Si la chose n'est détruite qu'en partie, le preneur peut, suivant les circonstances, demander ou une diminution du prix, ou la résiliation du bail. Le preneur a cette option, quand même le bailleur préférerait résilier le bail. Si la destruction a été causée par cas fortuit, il n'y a pas lieu à des dommages-intérêts (art. 1722, 1724, alin. 3; 1741).

2o Le contrat de louage finit par l'inexécution de l'obligation de l'une des parties. La résolution doit alors être demandée en justice; elle n'a lieu de plein droit que lorsqu'il en a été expressément ainsi convenu (art. 1184, 1741 et supra, no 106).

1157. — 3o Le bail finit par la résolution du droit qu'avait le bailleur de louer la chose (resoluto jure concedentis, resolvitur jus concessum). Mais il faut distinguer ici deux hypothèses :

a. Le bailleur n'avait sur la chose qu'un droit résoluble, de telle sorte que son droit de louer dépendait de son droit de disposer. Alors le louage finit par la résolution de ce droit. Exemple : quelqu'un a acheté sans payer. Le vendeur demande la résolution de la vente faute de payement; elle est prononcée. Le bail consenti par l'acheteur sera résilié. Il en serait de même si l'acquéreur avait acheté sous une condition résolutoire.

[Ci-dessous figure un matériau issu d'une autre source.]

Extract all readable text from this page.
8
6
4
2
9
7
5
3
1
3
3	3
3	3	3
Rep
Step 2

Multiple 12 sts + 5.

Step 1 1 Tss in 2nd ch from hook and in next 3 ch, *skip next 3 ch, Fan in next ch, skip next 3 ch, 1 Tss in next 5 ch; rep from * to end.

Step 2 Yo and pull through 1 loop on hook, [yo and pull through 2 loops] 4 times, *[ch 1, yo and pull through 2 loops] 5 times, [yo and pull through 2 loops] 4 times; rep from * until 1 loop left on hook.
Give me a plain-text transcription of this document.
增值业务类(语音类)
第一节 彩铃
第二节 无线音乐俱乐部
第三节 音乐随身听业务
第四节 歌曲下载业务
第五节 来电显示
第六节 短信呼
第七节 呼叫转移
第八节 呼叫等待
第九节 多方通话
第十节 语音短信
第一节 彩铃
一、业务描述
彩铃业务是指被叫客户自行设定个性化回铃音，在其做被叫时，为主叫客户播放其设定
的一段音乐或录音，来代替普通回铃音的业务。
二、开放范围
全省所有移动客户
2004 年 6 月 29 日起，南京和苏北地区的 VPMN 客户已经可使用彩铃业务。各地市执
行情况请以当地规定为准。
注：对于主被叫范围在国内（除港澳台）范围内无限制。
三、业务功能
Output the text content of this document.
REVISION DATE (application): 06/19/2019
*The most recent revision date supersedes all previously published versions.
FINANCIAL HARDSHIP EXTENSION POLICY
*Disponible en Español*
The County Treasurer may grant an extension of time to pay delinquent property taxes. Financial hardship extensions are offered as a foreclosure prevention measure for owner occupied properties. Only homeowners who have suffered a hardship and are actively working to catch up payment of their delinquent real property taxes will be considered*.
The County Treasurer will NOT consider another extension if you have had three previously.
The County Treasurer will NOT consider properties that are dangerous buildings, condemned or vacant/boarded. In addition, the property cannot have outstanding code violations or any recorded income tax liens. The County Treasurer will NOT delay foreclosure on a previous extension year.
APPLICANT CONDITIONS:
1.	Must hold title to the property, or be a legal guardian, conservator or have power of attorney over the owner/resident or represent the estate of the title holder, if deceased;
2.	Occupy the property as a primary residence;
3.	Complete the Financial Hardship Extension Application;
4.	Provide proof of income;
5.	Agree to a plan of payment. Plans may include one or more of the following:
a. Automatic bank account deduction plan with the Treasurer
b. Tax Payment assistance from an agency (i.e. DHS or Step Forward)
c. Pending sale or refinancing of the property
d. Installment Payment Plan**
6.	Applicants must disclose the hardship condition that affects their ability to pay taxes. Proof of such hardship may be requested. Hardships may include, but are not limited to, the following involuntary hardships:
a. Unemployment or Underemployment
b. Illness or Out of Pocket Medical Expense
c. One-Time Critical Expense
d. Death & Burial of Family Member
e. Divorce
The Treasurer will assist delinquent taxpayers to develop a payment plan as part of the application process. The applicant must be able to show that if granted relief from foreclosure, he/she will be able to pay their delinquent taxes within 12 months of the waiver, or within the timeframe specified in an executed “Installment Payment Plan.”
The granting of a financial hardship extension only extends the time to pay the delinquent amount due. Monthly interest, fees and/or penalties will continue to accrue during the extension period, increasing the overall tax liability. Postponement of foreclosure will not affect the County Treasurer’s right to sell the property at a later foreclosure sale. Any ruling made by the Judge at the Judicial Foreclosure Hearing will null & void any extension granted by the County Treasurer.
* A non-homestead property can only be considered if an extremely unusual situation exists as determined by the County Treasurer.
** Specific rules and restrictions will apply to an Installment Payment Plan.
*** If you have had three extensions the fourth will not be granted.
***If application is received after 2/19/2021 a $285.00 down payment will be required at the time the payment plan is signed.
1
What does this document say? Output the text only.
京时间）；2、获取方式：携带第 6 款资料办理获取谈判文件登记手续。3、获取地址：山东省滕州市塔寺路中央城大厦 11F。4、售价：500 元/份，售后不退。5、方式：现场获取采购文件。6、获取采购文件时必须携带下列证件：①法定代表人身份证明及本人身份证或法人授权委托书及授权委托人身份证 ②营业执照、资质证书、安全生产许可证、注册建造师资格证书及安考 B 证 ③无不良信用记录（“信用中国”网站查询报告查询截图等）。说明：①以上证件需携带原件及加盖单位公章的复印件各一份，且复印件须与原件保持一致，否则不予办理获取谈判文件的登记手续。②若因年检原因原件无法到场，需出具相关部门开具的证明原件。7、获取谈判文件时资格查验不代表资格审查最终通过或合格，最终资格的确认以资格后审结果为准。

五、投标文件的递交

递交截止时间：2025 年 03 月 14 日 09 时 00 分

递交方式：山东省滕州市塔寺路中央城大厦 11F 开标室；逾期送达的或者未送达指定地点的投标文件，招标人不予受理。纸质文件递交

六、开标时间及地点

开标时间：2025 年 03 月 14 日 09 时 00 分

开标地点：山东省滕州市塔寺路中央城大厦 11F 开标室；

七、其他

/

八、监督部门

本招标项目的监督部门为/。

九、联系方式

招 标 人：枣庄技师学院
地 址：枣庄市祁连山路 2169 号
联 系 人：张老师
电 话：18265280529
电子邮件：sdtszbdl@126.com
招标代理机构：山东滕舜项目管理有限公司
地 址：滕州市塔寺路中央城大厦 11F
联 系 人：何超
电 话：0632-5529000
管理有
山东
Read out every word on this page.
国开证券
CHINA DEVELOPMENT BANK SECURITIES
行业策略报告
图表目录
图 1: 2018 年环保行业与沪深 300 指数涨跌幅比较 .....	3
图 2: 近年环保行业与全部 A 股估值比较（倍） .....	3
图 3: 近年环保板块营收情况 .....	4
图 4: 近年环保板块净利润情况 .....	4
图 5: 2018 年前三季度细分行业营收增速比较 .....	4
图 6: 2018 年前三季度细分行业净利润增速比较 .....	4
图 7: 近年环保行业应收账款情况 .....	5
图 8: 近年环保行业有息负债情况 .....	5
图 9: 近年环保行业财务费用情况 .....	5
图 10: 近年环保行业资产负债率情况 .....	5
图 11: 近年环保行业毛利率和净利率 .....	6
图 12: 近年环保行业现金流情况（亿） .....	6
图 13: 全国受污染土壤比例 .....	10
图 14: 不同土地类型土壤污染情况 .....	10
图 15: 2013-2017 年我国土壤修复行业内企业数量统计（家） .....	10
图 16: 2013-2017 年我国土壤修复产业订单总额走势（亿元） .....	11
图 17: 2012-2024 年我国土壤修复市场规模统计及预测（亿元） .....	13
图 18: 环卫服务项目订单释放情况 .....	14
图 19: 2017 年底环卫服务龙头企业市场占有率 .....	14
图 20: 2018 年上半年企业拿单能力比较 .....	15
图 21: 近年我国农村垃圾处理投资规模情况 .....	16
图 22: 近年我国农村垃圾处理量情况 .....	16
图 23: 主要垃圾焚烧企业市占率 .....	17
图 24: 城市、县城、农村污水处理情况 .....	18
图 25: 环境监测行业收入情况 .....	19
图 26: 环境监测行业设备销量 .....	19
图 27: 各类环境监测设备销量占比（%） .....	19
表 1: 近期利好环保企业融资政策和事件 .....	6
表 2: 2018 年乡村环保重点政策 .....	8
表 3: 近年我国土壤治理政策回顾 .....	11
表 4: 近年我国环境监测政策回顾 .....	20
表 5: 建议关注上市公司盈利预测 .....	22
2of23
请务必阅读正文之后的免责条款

b. Le bailleur a le droit de louer la chose, mais ce droit peut venir à cesser sans que les baux faits en vertu de ce droit cessent. Par exemple l'usufruitier, le mari à l'égard des biens personnels de la femme (art. 595, 1429, 1430). C'est conformément à ces distinctions que la question de savoir si le bail est résolu, devrait être décidée. Mais la jurisprudence a quelquefois étendu aux hypothèses indiquées sous litt. a, les règles qui s'appliquent aux hypothèses qui tombent sous la lettre b, en s'appuyant sur l'art. 1673, al. 2; supra, no 1050). Ainsi elle a appliqué ces dernières règles aux baux passés par le donataire, dont la donation a été révoquée; aux baux passés par l'acquéreur dout

les droits ont été résiliés pour inexécution de son engagement, et même aux baux faits par un adjudicataire, dans le cas où le bien vendu a été exposé en revente sur folle enchère.

4o Le bail finit par l'éviction du bailleur. Le véritable propriétaire n'est pas tenu de respecter les baux faits par le bonæ fidei possessor.

1158.5° Le bail finit par l'expiration du terme fixé. Il cesse alors de plein droit. Cette règle n'est pas douteuse si le bail a été fait par écrit (art. 1737). Elle n'est pas douteuse non plus, lorsque le bail est sans écrit, qu'il a pour objet un fonds rural, et que sa durée est fixée, non pas par la convention, mais par la loi même. En pareil cas le bail, quoique fait sans écrit, cesse de plein droit à l'expiration du temps pour lequel il est censé fait (art. 1774, 1775).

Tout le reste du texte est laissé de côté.